Робин и Виктория обменялись взглядами. Им обоим было довольно стыдно за свое презрение к забастовщикам в прошлом году. Они купились на утверждения профессора Ловелла, что забастовщики просто ленивы, жалки и недостойны элементарных экономических достоинств. Но насколько разными, на самом деле, были их причины?

— Дело никогда не было в серебре, — сказал Абель. — Теперь вы это понимаете, не так ли? Дело было в снижении зарплаты. Халатная работа. Женщин и детей держали целыми днями в жарких душных помещениях, опасность непроверенных машин, за которыми глаз не может уследить. Мы страдали. И мы только хотели, чтобы вы это увидели.

— Я знаю, — сказал Робин. — Мы знаем это сейчас.

— И мы не хотели причинить вред никому из вас. Ну, не всерьез.

Виктория заколебалась, затем кивнула.

— Я могу попытаться поверить в это.

— Как бы то ни было. — Абель жестом указал на баррикады позади себя. Движение было крайне неловким, как будто жених демонстрирует свои розы. — Мы узнали, что вы задумали, и подумали, что можем подойти и помочь.

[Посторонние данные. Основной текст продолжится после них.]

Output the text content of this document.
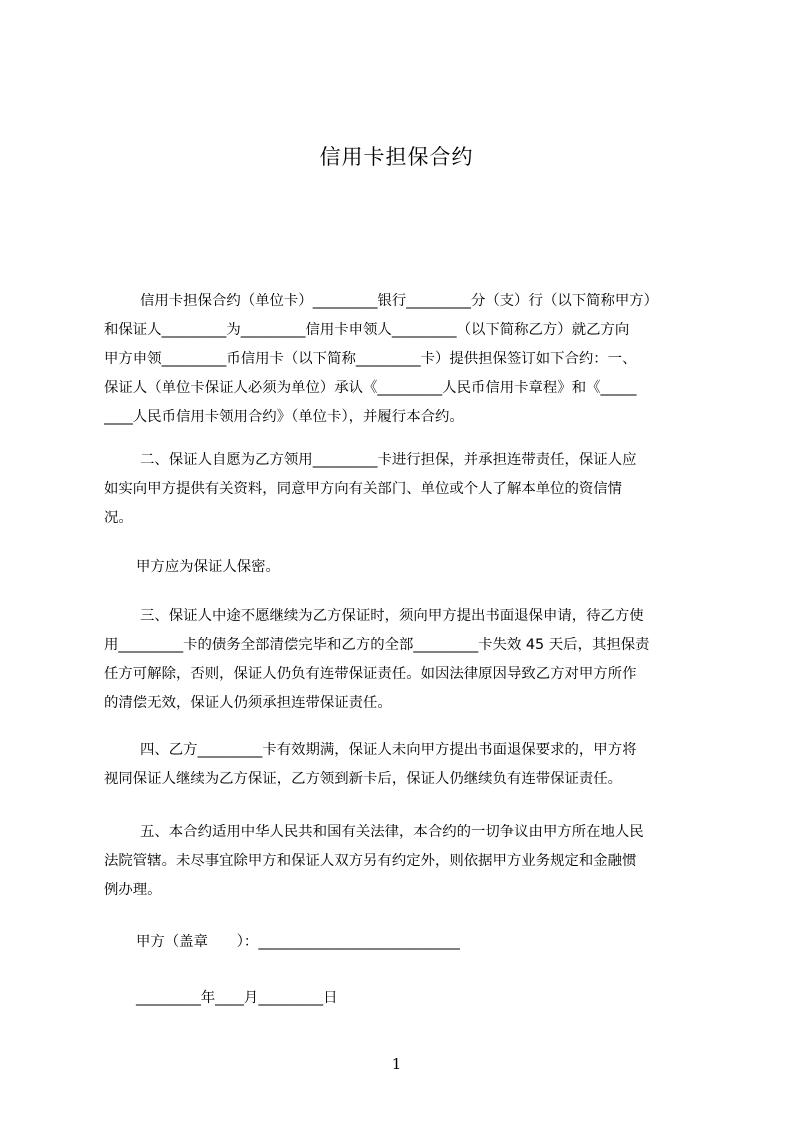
信用卡担保合约
信用卡担保合约（单位卡）_________银行_________分（支）行（以下简称甲方）
和保证人_________为_________信用卡申领人_________（以下简称乙方）就乙方向
甲方申领_________币信用卡（以下简称_________卡）提供担保签订如下合约：一、
保证人（单位卡保证人必须为单位）承认《_________人民币信用卡章程》和《_____
____人民币信用卡领用合约》（单位卡），并履行本合约。
二、保证人自愿为乙方领用_________卡进行担保，并承担连带责任，保证人应
如实向甲方提供有关资料，同意甲方向有关部门、单位或个人了解本单位的资信情
况。
甲方应为保证人保密。
三、保证人中途不愿继续为乙方保证时，须向甲方提出书面退保申请，待乙方使
用_________卡的债务全部清偿完毕和乙方的全部_________卡失效 45 天后，其担保责
任方可解除，否则，保证人仍负有连带保证责任。如因法律原因导致乙方对甲方所作
的清偿无效，保证人仍须承担连带保证责任。
四、乙方_________卡有效期满，保证人未向甲方提出书面退保要求的，甲方将
视同保证人继续为乙方保证，乙方领到新卡后，保证人仍继续负有连带保证责任。
五、本合约适用中华人民共和国有关法律，本合约的一切争议由甲方所在地人民
法院管辖。未尽事宜除甲方和保证人双方另有约定外，则依据甲方业务规定和金融惯
例办理。
甲方（盖章　　）：____________________________
_________年____月_________日
1
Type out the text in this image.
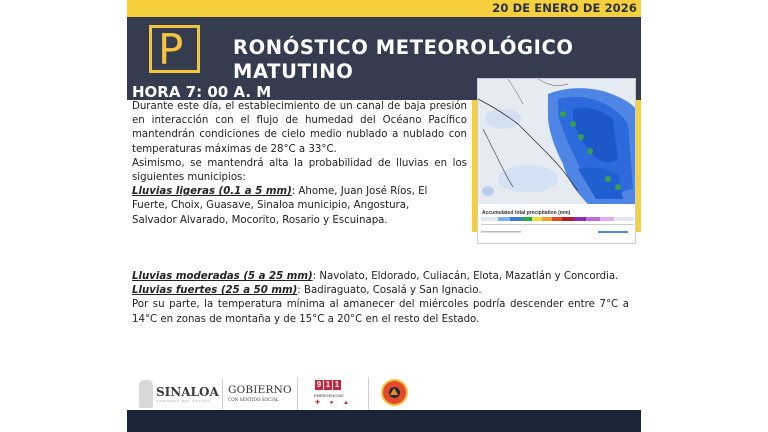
20 DE ENERO DE 2026
P	RONÓSTICO METEOROLÓGICO
MATUTINO
HORA 7: 00 A. M
Accumulated total precipitation (mm)
Durante este día, el establecimiento de un canal de baja presión en interacción con el flujo de humedad del Océano Pacífico mantendrán condiciones de cielo medio nublado a nublado con temperaturas máximas de 28°C a 33°C.
Asimismo, se mantendrá alta la probabilidad de lluvias en los siguientes municipios:
Lluvias ligeras (0.1 a 5 mm): Ahome, Juan José Ríos, El
Fuerte, Choix, Guasave, Sinaloa municipio, Angostura,
Salvador Alvarado, Mocorito, Rosario y Escuinapa.
Lluvias moderadas (5 a 25 mm): Navolato, Eldorado, Culiacán, Elota, Mazatlán y Concordia.
Lluvias fuertes (25 a 50 mm): Badiraguato, Cosalá y San Ignacio.
Por su parte, la temperatura mínima al amanecer del miércoles podría descender entre 7°C a 14°C en zonas de montaña y de 15°C a 20°C en el resto del Estado.
SINALOA
GOBIERNO DEL ESTADO
GOBIERNO
CON SENTIDO SOCIAL
9 1 1
EMERGENCIAS
✚ ● ▲
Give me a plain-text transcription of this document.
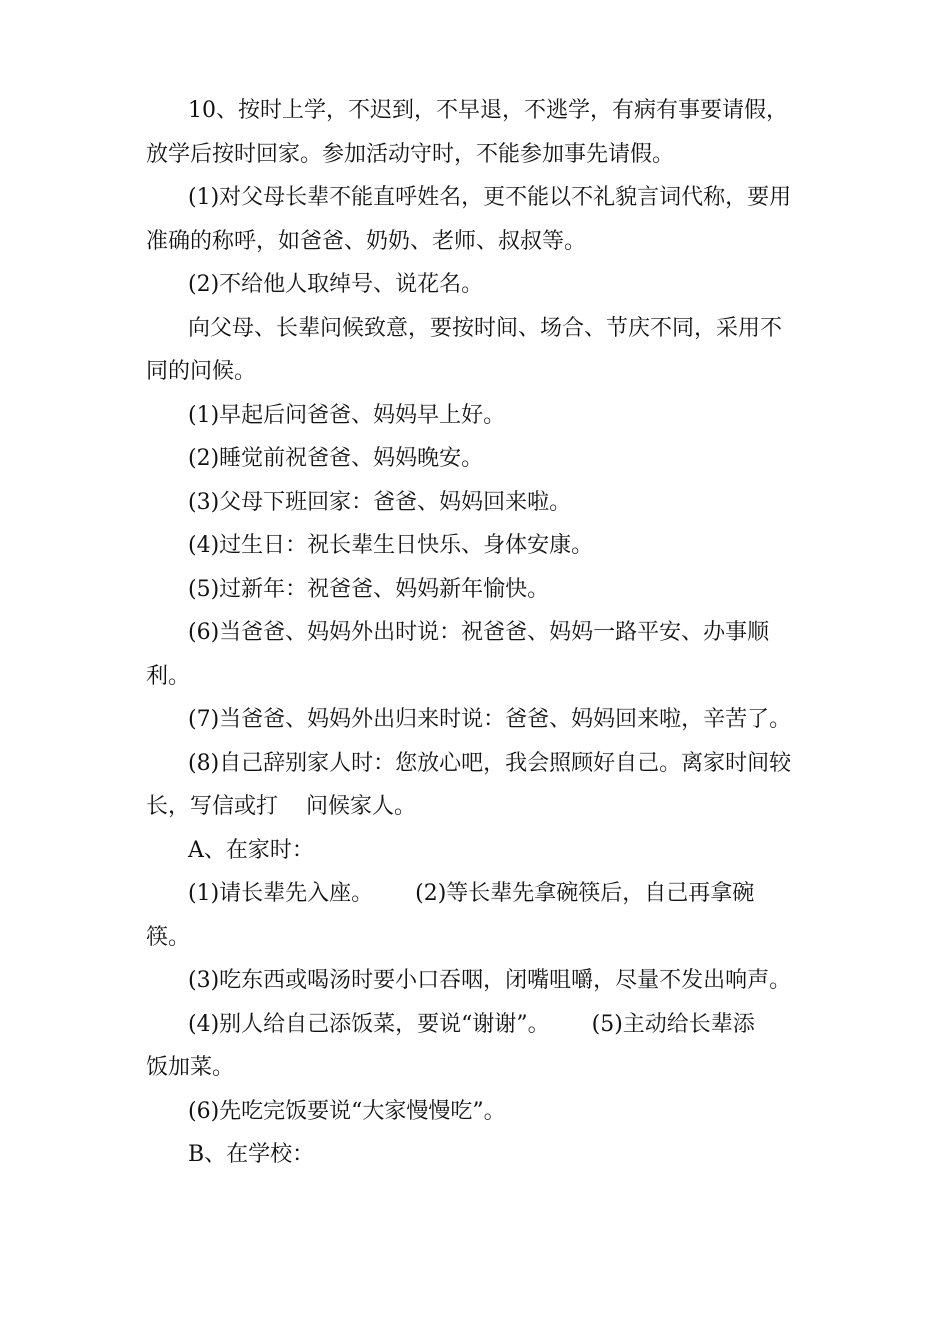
10、按时上学，不迟到，不早退，不逃学，有病有事要请假，
放学后按时回家。参加活动守时，不能参加事先请假。
(1)对父母长辈不能直呼姓名，更不能以不礼貌言词代称，要用
准确的称呼，如爸爸、奶奶、老师、叔叔等。
(2)不给他人取绰号、说花名。
向父母、长辈问候致意，要按时间、场合、节庆不同，采用不
同的问候。
(1)早起后问爸爸、妈妈早上好。
(2)睡觉前祝爸爸、妈妈晚安。
(3)父母下班回家：爸爸、妈妈回来啦。
(4)过生日：祝长辈生日快乐、身体安康。
(5)过新年：祝爸爸、妈妈新年愉快。
(6)当爸爸、妈妈外出时说：祝爸爸、妈妈一路平安、办事顺
利。
(7)当爸爸、妈妈外出归来时说：爸爸、妈妈回来啦，辛苦了。
(8)自己辞别家人时：您放心吧，我会照顾好自己。离家时间较
长，写信或打    问候家人。
A、在家时：
(1)请长辈先入座。      (2)等长辈先拿碗筷后，自己再拿碗
筷。
(3)吃东西或喝汤时要小口吞咽，闭嘴咀嚼，尽量不发出响声。
(4)别人给自己添饭菜，要说“谢谢”。      (5)主动给长辈添
饭加菜。
(6)先吃完饭要说“大家慢慢吃”。
B、在学校：
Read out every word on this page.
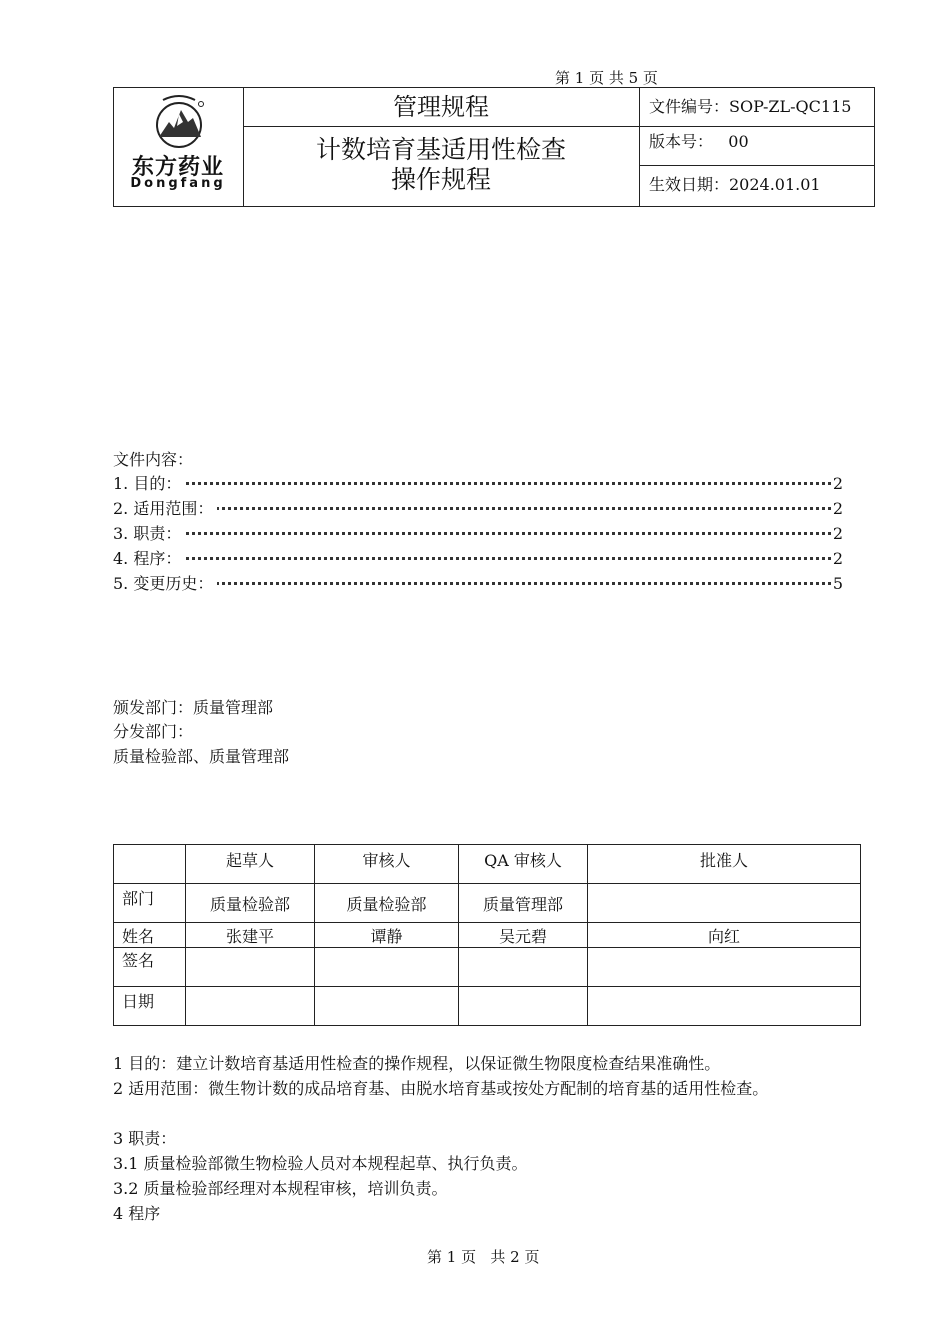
第 1 页 共 5 页
东方药业
Dongfang
管理规程
计数培育基适用性检查
操作规程
文件编号：SOP-ZL-QC115
版本号：   00
生效日期：2024.01.01
文件内容：
1. 目的：	2
2. 适用范围：	2
3. 职责：	2
4. 程序：	2
5. 变更历史：	5
颁发部门：质量管理部
分发部门：
质量检验部、质量管理部
	起草人	审核人	QA 审核人	批准人
部门	质量检验部	质量检验部	质量管理部	
姓名	张建平	谭静	吴元碧	向红
签名				
日期				
1 目的：建立计数培育基适用性检查的操作规程，以保证微生物限度检查结果准确性。
2 适用范围：微生物计数的成品培育基、由脱水培育基或按处方配制的培育基的适用性检查。
3 职责：
3.1 质量检验部微生物检验人员对本规程起草、执行负责。
3.2 质量检验部经理对本规程审核，培训负责。
4 程序
第 1 页   共 2 页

По крайней мере, мы можем помешать этим шутам сжечь башню.

— Что ж, спасибо. — Робин не знал, что на это сказать; он все еще не мог поверить, что это происходит. Хочешь... хочешь зайти внутрь? Обсудить все?

— Ну, да, — сказал Абель. — Вот почему я здесь.

Они отступили к двери и пригласили его войти.

И так были очерчены линии сражения. В тот день началось самое странное сотрудничество, свидетелем которого Робин когда-либо был. Люди, которые несколько недель назад выкрикивали непристойности в адрес студентов Вавилона, теперь сидели в холле среди них, обсуждая тактику уличной войны и целостность барьеров. Профессор Крафт и нападающий по имени Морис Лонг стояли, склонив головы над картой Оксфорда, и обсуждали идеальные места для установки новых барьеров, чтобы блокировать точки входа армии. «Баррикады — единственная хорошая вещь, которую мы импортировали от французов, — говорил Морис.[18] «На широких дорогах нам нужны низкие препятствия — брусчатка, перевернутые деревья и тому подобное. Это займет время на расчистку, и не позволит им пустить в ход лошадей или тяжелую артиллерию. А здесь, если мы перекроем более узкие подъезды вокруг четырехугольника, мы сможем ограничить их Хай-стрит... "[19].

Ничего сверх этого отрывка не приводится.